On se rappellera qu'il avait été interpellé directement par le préfet de la MRC du Granit, Maurice Bernier, avec le ministre de l'Industrie, Tony Clement, responsable du Conseil de recherches en sciences naturelles et en génie (CRSNG), l'organisme subventionnaire responsable de la coupe de la subvention de l'OMM, afin qu'ils s'impliquent tous deux concrètement et trouvent une solution définitive à ce problème.
«C'est une décision du CRSNG qui m'a déçu et choqué. Je ne comprends vraiment pas ce qui s'est passé. C'est un organisme indépendant du gouvernement. Je crois que ses dirigeants ont invoqué la vocation régionale seulement de l'Observatoire pour justifier cette décision, mais c'est un argument que je n'achète pas du tout. On connaît le rayonnement international de l'Observatoire. Depuis lundi, je suis en mode solution et mon personnel planche sur ce dossier en priorité», a déclaré le ministre lors d'un entretien téléphonique.
«Je veux vraiment m'assurer de la viabilité de l'Observatoire. On n'a pas de contrôle sur le CRSNG et sur sa décision qui semble définitive. Nous sommes rendus à chercher des solutions ailleurs.

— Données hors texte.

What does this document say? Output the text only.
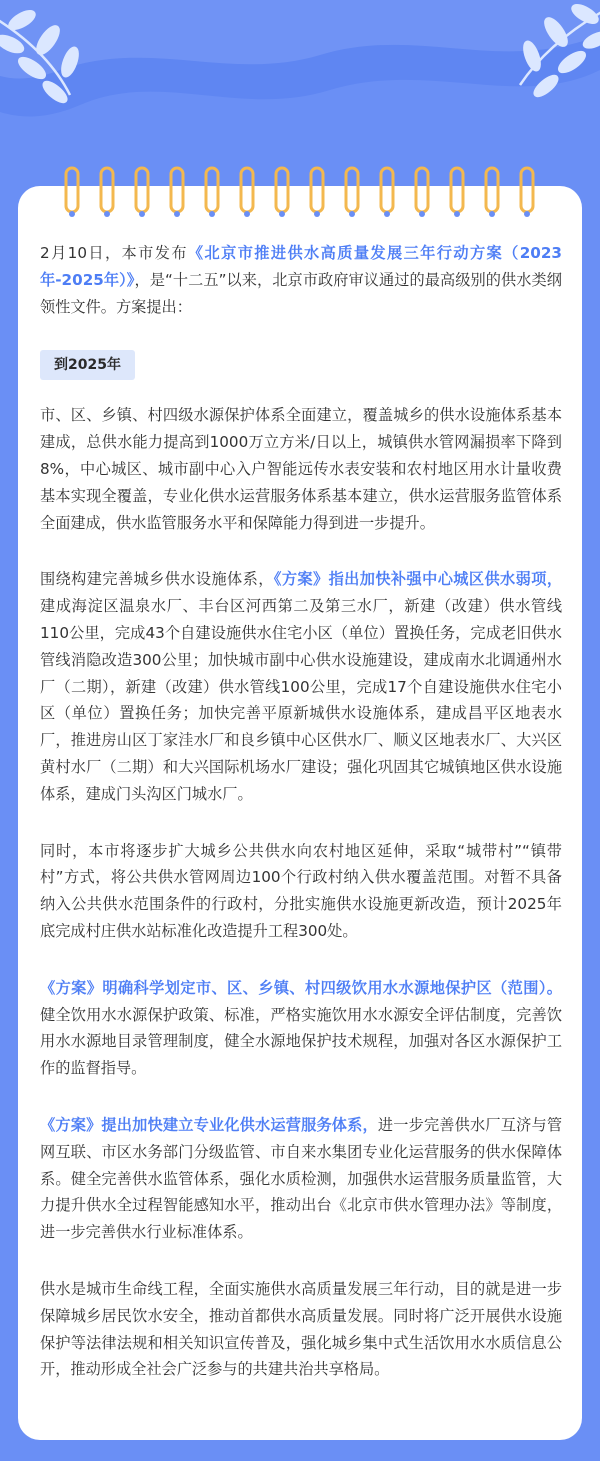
2月10日，本市发布《北京市推进供水高质量发展三年行动方案（2023年-2025年）》，是“十二五”以来，北京市政府审议通过的最高级别的供水类纲领性文件。方案提出：

到2025年

市、区、乡镇、村四级水源保护体系全面建立，覆盖城乡的供水设施体系基本建成，总供水能力提高到1000万立方米/日以上，城镇供水管网漏损率下降到8%，中心城区、城市副中心入户智能远传水表安装和农村地区用水计量收费基本实现全覆盖，专业化供水运营服务体系基本建立，供水运营服务监管体系全面建成，供水监管服务水平和保障能力得到进一步提升。

围绕构建完善城乡供水设施体系，《方案》指出加快补强中心城区供水弱项，建成海淀区温泉水厂、丰台区河西第二及第三水厂，新建（改建）供水管线110公里，完成43个自建设施供水住宅小区（单位）置换任务，完成老旧供水管线消隐改造300公里；加快城市副中心供水设施建设，建成南水北调通州水厂（二期），新建（改建）供水管线100公里，完成17个自建设施供水住宅小区（单位）置换任务；加快完善平原新城供水设施体系，建成昌平区地表水厂，推进房山区丁家洼水厂和良乡镇中心区供水厂、顺义区地表水厂、大兴区黄村水厂（二期）和大兴国际机场水厂建设；强化巩固其它城镇地区供水设施体系，建成门头沟区门城水厂。

同时，本市将逐步扩大城乡公共供水向农村地区延伸，采取“城带村”“镇带村”方式，将公共供水管网周边100个行政村纳入供水覆盖范围。对暂不具备纳入公共供水范围条件的行政村，分批实施供水设施更新改造，预计2025年底完成村庄供水站标准化改造提升工程300处。

《方案》明确科学划定市、区、乡镇、村四级饮用水水源地保护区（范围）。健全饮用水水源保护政策、标准，严格实施饮用水水源安全评估制度，完善饮用水水源地目录管理制度，健全水源地保护技术规程，加强对各区水源保护工作的监督指导。

《方案》提出加快建立专业化供水运营服务体系，进一步完善供水厂互济与管网互联、市区水务部门分级监管、市自来水集团专业化运营服务的供水保障体系。健全完善供水监管体系，强化水质检测，加强供水运营服务质量监管，大力提升供水全过程智能感知水平，推动出台《北京市供水管理办法》等制度，进一步完善供水行业标准体系。

供水是城市生命线工程，全面实施供水高质量发展三年行动，目的就是进一步保障城乡居民饮水安全，推动首都供水高质量发展。同时将广泛开展供水设施保护等法律法规和相关知识宣传普及，强化城乡集中式生活饮用水水质信息公开，推动形成全社会广泛参与的共建共治共享格局。
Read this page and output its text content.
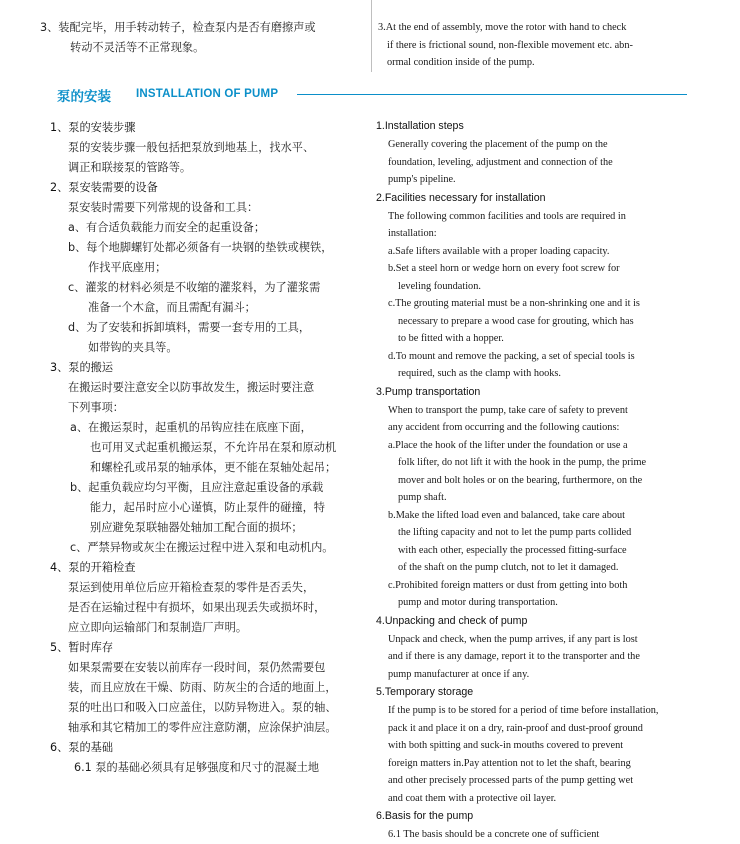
3、装配完毕，用手转动转子，检查泵内是否有磨擦声或
转动不灵活等不正常现象。
3.At the end of assembly, move the rotor with hand to check
if there is frictional sound, non-flexible movement etc. abn-
ormal condition inside of the pump.
泵的安装 INSTALLATION OF PUMP
1、泵的安装步骤
泵的安装步骤一般包括把泵放到地基上，找水平、
调正和联接泵的管路等。
2、泵安装需要的设备
泵安装时需要下列常规的设备和工具：
a、有合适负载能力而安全的起重设备；
b、每个地脚螺钉处都必须备有一块钢的垫铁或楔铁，
作找平底座用；
c、灌浆的材料必须是不收缩的灌浆料，为了灌浆需
准备一个木盒，而且需配有漏斗；
d、为了安装和拆卸填料，需要一套专用的工具，
如带钩的夹具等。
3、泵的搬运
在搬运时要注意安全以防事故发生，搬运时要注意
下列事项：
a、在搬运泵时，起重机的吊钩应挂在底座下面，
也可用叉式起重机搬运泵，不允许吊在泵和原动机
和螺栓孔或吊泵的轴承体，更不能在泵轴处起吊；
b、起重负载应均匀平衡，且应注意起重设备的承载
能力，起吊时应小心谨慎，防止泵件的碰撞，特
别应避免泵联轴器处轴加工配合面的损坏；
c、严禁异物或灰尘在搬运过程中进入泵和电动机内。
4、泵的开箱检查
泵运到使用单位后应开箱检查泵的零件是否丢失，
是否在运输过程中有损坏，如果出现丢失或损坏时，
应立即向运输部门和泵制造厂声明。
5、暂时库存
如果泵需要在安装以前库存一段时间，泵仍然需要包
装，而且应放在干燥、防雨、防灰尘的合适的地面上，
泵的吐出口和吸入口应盖住，以防异物进入。泵的轴、
轴承和其它精加工的零件应注意防潮，应涂保护油层。
6、泵的基础
6.1 泵的基础必须具有足够强度和尺寸的混凝土地
1.Installation steps
Generally covering the placement of the pump on the
foundation, leveling, adjustment and connection of the
pump's pipeline.
2.Facilities necessary for installation
The following common facilities and tools are required in
installation:
a.Safe lifters available with a proper loading capacity.
b.Set a steel horn or wedge horn on every foot screw for
leveling foundation.
c.The grouting material must be a non-shrinking one and it is
necessary to prepare a wood case for grouting, which has
to be fitted with a hopper.
d.To mount and remove the packing, a set of special tools is
required, such as the clamp with hooks.
3.Pump transportation
When to transport the pump, take care of safety to prevent
any accident from occurring and the following cautions:
a.Place the hook of the lifter under the foundation or use a
folk lifter, do not lift it with the hook in the pump, the prime
mover and bolt holes or on the bearing, furthermore, on the
pump shaft.
b.Make the lifted load even and balanced, take care about
the lifting capacity and not to let the pump parts collided
with each other, especially the processed fitting-surface
of the shaft on the pump clutch, not to let it damaged.
c.Prohibited foreign matters or dust from getting into both
pump and motor during transportation.
4.Unpacking and check of pump
Unpack and check, when the pump arrives, if any part is lost
and if there is any damage, report it to the transporter and the
pump manufacturer at once if any.
5.Temporary storage
If the pump is to be stored for a period of time before installation,
pack it and place it on a dry, rain-proof and dust-proof ground
with both spitting and suck-in mouths covered to prevent
foreign matters in.Pay attention not to let the shaft, bearing
and other precisely processed parts of the pump getting wet
and coat them with a protective oil layer.
6.Basis for the pump
6.1 The basis should be a concrete one of sufficient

J'ai rassuré les intervenants qui étaient présents à la conférence de presse de mercredi en leur disant que je suis un allié.»
Le ministre Paradis a évoqué des visites qu'il faisait à l'Observatoire avec ses parents quand il était petit garçon et dont il se souvient très bien.
«L'Observatoire, c'est un joyau dans mon comté. Cela vient me chercher en-dedans quand on me dit qu'il pourrait fermer. C'est un Observatoire professionnel qui a été mis aux normes à l'international. Je ne m'explique pas la décision qui a été prise», a-t-il ajouté.
«Je suis en train d'étudier concrètement les solutions possibles, il y a un scénario qui s'établit, mais il est prématuré, à ce stade-ci de l'hypothèse, de dévoiler quoi que ce soit. Mais pour moi c'est très clair que l'Observatoire est un élément névralgique de mon comté qu'il faut préserver.»